Google Drive und Co: Was ist eine Cloud?

Eine Cloud (die “Wolke”, jetzt auf Speicherdienste bezogen, hehe), beispielsweise à la Dropbox, ist im Grunde vergleichbar mit einem FTP- oder Webspace, jedoch mit dem Unterschied, dass viele Cloud-Dienste das Synchronisieren bzw. Abgleichen von Dateien zwischen Cloud und Computer selbstständig managen, mit kleinen Helfer-Programmen automatisieren und somit sehr vereinfachen.

Auch lagert die persönliche Cloud in der Regel nicht auf einem einzelnen Server sondern verteilt sich gleichmäßig auf viele Server, was einen Datenverlust bzw. einen Systemausfall sehr unwahrscheinlich macht.

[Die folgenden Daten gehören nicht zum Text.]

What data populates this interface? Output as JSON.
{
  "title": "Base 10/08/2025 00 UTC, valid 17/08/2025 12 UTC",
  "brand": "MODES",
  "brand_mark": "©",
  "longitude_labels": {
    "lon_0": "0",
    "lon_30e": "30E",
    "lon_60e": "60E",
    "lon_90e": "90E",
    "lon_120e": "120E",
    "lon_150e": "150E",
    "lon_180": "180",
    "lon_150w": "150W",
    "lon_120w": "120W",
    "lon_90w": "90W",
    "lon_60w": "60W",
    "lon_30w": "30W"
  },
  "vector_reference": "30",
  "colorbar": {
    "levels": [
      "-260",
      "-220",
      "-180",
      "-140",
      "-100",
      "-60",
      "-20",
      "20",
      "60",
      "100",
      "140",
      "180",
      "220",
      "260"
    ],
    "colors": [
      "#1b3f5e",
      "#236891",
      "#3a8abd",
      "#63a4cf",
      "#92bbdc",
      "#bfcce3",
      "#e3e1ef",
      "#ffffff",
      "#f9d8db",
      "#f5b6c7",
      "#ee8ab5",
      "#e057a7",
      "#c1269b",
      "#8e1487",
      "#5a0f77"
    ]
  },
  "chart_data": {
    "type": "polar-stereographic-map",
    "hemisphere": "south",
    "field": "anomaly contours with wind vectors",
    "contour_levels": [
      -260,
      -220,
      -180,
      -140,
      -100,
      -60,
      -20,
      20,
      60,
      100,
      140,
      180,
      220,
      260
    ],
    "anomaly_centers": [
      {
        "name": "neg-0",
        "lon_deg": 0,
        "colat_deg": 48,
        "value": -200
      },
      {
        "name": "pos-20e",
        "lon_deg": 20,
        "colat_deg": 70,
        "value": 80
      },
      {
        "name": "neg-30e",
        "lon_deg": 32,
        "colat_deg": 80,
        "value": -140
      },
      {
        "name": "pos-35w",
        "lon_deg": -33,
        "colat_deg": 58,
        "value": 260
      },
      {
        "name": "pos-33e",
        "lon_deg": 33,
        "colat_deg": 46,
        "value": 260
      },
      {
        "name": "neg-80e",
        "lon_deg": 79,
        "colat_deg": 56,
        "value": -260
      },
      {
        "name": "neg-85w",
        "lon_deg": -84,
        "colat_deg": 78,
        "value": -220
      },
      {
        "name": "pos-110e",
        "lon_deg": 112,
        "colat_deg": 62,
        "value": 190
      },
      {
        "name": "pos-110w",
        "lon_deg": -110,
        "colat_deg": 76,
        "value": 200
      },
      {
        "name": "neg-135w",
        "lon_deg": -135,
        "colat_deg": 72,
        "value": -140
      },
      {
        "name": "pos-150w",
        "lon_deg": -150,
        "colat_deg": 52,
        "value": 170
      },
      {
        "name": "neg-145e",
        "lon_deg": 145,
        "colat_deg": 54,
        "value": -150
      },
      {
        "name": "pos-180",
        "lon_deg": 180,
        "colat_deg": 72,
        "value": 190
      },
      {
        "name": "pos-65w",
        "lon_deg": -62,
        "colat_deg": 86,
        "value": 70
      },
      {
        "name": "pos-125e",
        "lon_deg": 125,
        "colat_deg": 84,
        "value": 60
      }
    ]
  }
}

Manche Cloud-Dienste spezialisieren sich auf das Abgleichen und Teilen von Dateien zwischen mehreren Computern. Bei anderen Anbieter wiederum steht das Sichern bzw. Backupen von Daten im Vordergrund.

Im Grunde funktionieren aber alle Cloud-Dienste gleich. Man wählt einzelne Dateien oder ganze Ordner für das Hochladen in die eigene Cloud aus.

Hierzu werden in der Regel die zu synchronisierenden Dateien wiederum in einen speziellen Synchronisations-Ordner auf der eigenen Festplatte gelegt.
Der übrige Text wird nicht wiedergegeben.